Five Questions for Bryce St. Clair

Bryce St. Clair joined Wilmer Eye Institute, Johns Hopkins Medicine as an optometrist in September 2020. Dr. St. Clair is interested in retinal dystrophies, inherited optic neuropathies, retinal electrophysiology and health care accessibility. He sees patients at the Wilmer Eye Institute’s East Baltimore and White Marsh locations.

What attracted you to the field of optometry?

I always knew I wanted to go into medicine, but I didn’t know which specialty to choose. After shadowing my local optometrist in high school, I made my decision. As an optometrist in rural Alabama, he treated everything from eyelid lacerations and eyelid wrinkles to glaucoma and refractive error.
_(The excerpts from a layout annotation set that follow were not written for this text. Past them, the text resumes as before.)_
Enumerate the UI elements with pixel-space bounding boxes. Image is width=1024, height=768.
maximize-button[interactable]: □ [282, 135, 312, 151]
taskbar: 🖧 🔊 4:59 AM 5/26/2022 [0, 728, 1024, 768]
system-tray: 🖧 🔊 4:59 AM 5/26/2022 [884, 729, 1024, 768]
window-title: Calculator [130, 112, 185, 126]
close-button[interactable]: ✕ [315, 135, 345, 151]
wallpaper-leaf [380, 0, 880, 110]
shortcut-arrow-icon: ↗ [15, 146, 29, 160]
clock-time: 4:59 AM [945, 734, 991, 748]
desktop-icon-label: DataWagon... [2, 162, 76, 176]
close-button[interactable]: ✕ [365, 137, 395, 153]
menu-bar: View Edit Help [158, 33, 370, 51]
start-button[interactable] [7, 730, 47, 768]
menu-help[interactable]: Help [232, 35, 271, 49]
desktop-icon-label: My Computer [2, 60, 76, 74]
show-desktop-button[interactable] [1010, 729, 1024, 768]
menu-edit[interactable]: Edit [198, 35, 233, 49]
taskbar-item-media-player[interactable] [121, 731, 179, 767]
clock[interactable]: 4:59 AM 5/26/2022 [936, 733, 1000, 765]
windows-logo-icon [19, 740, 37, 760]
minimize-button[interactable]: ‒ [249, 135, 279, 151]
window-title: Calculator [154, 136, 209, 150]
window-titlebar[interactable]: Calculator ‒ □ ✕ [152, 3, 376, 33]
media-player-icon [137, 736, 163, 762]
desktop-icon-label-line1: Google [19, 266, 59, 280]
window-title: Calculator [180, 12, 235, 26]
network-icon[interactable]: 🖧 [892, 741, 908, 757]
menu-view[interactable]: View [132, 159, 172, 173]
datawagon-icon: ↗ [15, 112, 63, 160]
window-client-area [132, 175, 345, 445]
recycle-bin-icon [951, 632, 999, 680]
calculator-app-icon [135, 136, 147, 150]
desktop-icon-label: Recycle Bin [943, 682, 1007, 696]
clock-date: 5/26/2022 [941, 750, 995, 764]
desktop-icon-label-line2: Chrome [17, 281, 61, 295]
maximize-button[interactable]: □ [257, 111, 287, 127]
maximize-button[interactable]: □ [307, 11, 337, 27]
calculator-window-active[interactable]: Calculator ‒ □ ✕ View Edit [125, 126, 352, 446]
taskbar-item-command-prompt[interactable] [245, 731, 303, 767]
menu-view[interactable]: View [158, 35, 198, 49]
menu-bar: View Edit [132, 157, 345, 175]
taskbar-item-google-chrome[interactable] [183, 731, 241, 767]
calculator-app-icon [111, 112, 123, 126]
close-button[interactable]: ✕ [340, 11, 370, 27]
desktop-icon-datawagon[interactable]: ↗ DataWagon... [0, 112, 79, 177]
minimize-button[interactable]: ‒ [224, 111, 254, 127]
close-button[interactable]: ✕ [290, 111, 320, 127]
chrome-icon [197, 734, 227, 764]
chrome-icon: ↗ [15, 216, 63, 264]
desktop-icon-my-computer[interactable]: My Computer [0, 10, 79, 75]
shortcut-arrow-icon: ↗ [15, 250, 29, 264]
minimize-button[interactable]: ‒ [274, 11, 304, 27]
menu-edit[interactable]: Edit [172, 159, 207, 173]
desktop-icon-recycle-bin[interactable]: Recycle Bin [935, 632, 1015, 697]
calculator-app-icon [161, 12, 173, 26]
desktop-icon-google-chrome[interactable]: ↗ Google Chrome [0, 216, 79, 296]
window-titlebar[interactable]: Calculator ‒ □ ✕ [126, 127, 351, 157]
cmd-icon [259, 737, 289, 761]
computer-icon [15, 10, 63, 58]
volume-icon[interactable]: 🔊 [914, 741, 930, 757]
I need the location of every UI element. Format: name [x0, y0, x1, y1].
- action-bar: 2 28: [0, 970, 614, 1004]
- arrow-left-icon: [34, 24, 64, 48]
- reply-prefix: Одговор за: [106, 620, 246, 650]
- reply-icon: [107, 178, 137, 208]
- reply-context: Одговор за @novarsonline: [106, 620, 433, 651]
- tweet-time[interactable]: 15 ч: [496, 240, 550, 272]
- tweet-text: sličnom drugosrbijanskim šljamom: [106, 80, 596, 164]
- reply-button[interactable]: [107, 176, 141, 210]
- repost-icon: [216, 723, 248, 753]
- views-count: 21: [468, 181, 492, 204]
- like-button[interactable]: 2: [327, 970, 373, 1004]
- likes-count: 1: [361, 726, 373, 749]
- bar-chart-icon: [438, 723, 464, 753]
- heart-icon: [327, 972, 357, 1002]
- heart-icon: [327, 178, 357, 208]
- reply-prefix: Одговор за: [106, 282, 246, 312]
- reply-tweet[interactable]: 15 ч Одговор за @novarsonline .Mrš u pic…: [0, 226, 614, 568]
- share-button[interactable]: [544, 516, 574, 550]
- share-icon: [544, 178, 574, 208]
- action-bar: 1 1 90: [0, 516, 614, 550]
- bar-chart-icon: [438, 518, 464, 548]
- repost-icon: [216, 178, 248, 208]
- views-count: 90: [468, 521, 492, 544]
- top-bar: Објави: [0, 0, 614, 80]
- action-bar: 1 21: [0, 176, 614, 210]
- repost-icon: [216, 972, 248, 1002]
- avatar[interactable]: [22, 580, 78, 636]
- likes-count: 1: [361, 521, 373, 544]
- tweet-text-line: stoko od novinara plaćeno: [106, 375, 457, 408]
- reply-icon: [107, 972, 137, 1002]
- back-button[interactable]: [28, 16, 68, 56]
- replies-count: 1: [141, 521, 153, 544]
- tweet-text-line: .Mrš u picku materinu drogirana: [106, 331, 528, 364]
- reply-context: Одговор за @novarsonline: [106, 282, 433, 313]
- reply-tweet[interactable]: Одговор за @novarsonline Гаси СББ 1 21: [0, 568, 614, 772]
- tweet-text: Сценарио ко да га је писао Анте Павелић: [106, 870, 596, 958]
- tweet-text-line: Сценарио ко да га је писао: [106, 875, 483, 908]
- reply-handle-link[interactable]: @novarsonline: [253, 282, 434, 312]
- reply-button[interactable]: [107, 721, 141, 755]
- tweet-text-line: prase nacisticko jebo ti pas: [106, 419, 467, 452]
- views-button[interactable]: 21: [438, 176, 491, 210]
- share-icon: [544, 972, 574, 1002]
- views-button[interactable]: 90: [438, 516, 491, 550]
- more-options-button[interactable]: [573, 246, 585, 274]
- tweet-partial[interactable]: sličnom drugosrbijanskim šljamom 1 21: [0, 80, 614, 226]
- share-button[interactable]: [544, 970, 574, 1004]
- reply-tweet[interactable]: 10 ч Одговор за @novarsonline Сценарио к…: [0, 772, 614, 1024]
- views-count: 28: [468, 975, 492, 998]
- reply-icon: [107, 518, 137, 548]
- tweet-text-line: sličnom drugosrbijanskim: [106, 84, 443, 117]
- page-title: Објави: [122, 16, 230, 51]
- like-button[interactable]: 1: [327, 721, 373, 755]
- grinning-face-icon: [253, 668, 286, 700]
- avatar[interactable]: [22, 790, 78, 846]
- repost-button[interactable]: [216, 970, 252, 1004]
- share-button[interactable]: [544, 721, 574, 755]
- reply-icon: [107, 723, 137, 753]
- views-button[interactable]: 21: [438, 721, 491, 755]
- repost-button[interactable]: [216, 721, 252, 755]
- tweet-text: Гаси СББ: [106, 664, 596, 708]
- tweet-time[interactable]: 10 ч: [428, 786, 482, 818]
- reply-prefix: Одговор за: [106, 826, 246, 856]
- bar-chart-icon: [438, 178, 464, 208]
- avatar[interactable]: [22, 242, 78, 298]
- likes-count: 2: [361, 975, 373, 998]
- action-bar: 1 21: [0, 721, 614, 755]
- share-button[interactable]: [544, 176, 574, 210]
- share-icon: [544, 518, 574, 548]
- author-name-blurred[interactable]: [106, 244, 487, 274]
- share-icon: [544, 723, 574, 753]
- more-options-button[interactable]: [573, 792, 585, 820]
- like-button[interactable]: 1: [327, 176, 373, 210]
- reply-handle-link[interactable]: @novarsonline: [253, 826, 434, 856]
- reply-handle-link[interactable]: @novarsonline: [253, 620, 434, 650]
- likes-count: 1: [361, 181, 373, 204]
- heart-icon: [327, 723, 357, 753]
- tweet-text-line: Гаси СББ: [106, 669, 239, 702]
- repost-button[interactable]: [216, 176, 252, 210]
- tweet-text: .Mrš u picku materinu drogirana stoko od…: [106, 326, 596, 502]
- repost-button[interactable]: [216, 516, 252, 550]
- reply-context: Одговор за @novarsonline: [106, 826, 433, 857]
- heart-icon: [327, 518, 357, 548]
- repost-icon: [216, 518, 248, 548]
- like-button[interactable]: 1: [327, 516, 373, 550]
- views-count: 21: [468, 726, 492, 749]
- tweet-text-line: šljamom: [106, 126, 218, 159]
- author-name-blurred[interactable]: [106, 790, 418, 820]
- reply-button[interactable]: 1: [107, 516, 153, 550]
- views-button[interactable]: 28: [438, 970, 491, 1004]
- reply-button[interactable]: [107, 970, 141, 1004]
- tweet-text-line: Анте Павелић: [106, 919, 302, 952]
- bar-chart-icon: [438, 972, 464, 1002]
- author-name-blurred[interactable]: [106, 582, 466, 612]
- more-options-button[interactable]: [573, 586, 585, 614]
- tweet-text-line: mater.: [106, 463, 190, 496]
He always left work happy to have given the gift of sight, and that left an indelible impression on me.

What do you like about being a part of the faculty at Wilmer?

My favorite thing about this institution is the positive O.D./M.D. relationships. What Wilmer has is both unique and innovative. There is a supportive co-management atmosphere that allows PAs, optometrists and ophthalmologists to collaborate in order to provide exceptional patient care.

What are you working on right now and how will it contribute to the advancement of ophthalmology?

In terms of research, I am currently helping with Dr. Sezen Karakus’ study investigating whether COVID-19 can present as conjunctivitis. I hope to be joining Dr. Jeferson Doyle and Dr. Mandeep Singh in creating a database of patients with inherited retinal anomalies. This database could be utilized in the future to prevent or reverse childhood blindness. I am also applying for a Master of Public Health degree through the Bloomberg School of Public Health, and I am in the process of applying for my fellowship within the American Academy of Optometry. Finally, I’m working with my fellow doctors of optometry to establish an optometry residency program here at Wilmer.

Where do you see opportunities for advancement or innovation in your specialty?

I see optometry becoming increasingly medically based. Gone are the days of refraction-only visits. Over 40% of the students in my class at Ohio State pursued a residency or fellowship after graduation, and this is a trend we are continuing to see. As innovations in diagnostic imaging modalities and systemic medications arise, I am confident the field of optometry will be adapting alongside.

Is there anything you’d like others to know about you or your work?

I am a linguistics nerd! My undergrad degree was in romance languages and linguistics, so I have dabbled in several languages. I only speak Spanish, French and Portuguese with any fluency, but if you ever want to talk linguistics, I am your guy. When I am not geeking out about foreign languages, I enjoy playing with my rescue pug, Poptart.